His chief work, the Six livres de la République (Paris, 1576), which passed through several editions in his lifetime, that of 1583 having as an appendix L’Apologie de René Herpin (Bodin himself), was the first modern attempt to construct an elaborate system of political science. It is perhaps the most important work of its kind between Aristotle and modern writers. Though he was much indebted to Aristotle he used the material to advantage, adding much from his own experience and historical knowledge. In harmony with the conditions of his age, he approved of absolute governments, though at the same time they must, he thought, be controlled by constitutional laws. He entered into an elaborate defence of individual property against Plato and More, rather perhaps because the scheme of his work required the treatment of that theme than because it was practically urgent in his day, when the excesses of the Anabaptists had produced a strong feeling against communistic doctrines. He was under the general influence of the mercantilist views, and approved of energetic governmental interference in industrial matters, of high taxes on foreign manufactures and low duties on raw materials and articles of food, and attached great importance to a dense population. But he was not a blind follower of the system; he wished for unlimited freedom of trade in many cases; and he was in advance of his more eminent contemporary Montaigne in perceiving that the gain of one nation is not necessarily the loss of another. To the public finances, which he called “the sinews of the state,” he devoted much attention, and insisted on the duties of the government in respect to the right adjustment of taxation. In general he deserves the praise of steadily keeping in view the higher aims and interests of society in connexion with the regulation and development of its material life.

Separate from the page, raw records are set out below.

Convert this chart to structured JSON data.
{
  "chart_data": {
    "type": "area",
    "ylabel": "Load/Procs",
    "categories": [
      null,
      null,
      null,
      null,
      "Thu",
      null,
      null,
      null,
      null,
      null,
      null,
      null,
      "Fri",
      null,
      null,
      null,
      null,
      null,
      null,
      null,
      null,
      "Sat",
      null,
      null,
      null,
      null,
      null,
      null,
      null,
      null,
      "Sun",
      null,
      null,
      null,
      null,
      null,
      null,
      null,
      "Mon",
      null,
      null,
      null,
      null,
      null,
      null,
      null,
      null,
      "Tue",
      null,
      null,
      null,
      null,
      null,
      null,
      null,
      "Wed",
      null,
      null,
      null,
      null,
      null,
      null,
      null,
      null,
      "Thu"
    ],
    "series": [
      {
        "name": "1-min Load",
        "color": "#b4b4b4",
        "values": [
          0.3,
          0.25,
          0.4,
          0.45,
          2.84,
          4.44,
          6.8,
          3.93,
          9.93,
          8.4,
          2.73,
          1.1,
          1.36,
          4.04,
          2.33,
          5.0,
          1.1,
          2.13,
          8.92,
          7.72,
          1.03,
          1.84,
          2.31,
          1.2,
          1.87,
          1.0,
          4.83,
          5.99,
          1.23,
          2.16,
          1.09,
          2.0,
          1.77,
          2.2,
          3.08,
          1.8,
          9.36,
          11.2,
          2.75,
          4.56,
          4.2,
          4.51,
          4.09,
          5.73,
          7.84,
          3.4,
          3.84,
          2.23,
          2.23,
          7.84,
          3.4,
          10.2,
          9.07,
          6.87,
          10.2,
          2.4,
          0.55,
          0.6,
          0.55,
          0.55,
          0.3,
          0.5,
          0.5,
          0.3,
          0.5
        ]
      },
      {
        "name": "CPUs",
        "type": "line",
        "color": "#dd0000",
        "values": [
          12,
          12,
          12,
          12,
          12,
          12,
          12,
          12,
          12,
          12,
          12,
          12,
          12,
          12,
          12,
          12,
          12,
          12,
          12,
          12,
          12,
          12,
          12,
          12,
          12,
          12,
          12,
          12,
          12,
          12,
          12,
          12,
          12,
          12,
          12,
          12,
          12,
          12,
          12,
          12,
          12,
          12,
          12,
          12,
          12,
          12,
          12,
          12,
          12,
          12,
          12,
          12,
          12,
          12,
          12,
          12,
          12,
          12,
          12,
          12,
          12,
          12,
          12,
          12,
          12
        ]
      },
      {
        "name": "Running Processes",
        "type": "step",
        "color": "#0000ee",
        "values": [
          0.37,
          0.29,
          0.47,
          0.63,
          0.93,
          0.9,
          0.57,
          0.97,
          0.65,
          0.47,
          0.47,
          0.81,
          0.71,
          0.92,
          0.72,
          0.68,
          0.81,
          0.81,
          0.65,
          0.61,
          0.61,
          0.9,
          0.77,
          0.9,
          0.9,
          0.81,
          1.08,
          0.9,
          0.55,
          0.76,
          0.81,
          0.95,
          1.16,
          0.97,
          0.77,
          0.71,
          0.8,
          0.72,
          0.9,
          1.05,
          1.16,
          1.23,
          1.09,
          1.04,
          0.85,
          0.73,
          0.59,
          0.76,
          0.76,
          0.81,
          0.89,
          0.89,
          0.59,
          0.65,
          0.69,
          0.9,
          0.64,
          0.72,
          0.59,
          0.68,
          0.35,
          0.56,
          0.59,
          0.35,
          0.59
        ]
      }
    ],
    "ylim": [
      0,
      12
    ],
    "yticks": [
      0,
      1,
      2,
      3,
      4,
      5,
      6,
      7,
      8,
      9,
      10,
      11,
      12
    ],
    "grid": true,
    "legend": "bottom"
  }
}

Among his other works are Oratio de instituenda in republica juventate (1559); Methodus ad facilem historiarum cognitionem (1566); Universale Naturae Theatrum (1596, French trans. by Fougerolles, 1597), and the Colloquium Heptaplomeres de abditis rerum sublimium arcanis, written in 1588, published first by Guhrauer (1841), and in a complete form by L. Noack (1857). The last is a philosophy of naturalism in the form of a conversation between seven learned men—a Jew, a Mahommedan, a Lutheran, a Zwinglian, a Roman Catholic, an Epicurean and a Theist. The conclusion to which they are represented as coming is that they will live together in charity and toleration, and cease from further disputation as to religion. It is curious that Leibnitz, who originally regarded the Colloquium as the work of a professed enemy of Christianity, subsequently described it as a most valuable production (cf. M. Carrière, Weltanschauung, p. 317).
See H. Baudrillart, J. Bodin et son temps (Paris, 1853); Ad. Franck, Réformateurs et publicistes de l’Europe (Paris, 1864); N. Planchenault, Études sur Jean Bodin (Angers, 1858); E. de Barthélemy, Étude sur J. Bodin (Paris, 1876); for the political philosophy of Bodin, see P. Janet, Hist. de la science polit. (3rd ed., Paris, 1887); Hancke, B. Studien über d. Begriff d. Souveränität (Breslau, 1894), A. Bardoux, Les Légistes et leur influence sur la soc. française; Fournol, Bodin prédécesseur de Montesquieu (Paris, 1896); for his political economy, J. K. Ingram, Hist. of Pol. Econ. (London, 1888); for his ethical teaching, A. Desjardins, Les Moralistes français du seizième siècle, ch. v.; and for his historical views, R. Flint’s Philosophy of History in Europe (ed. 1893), pp. 190 foll.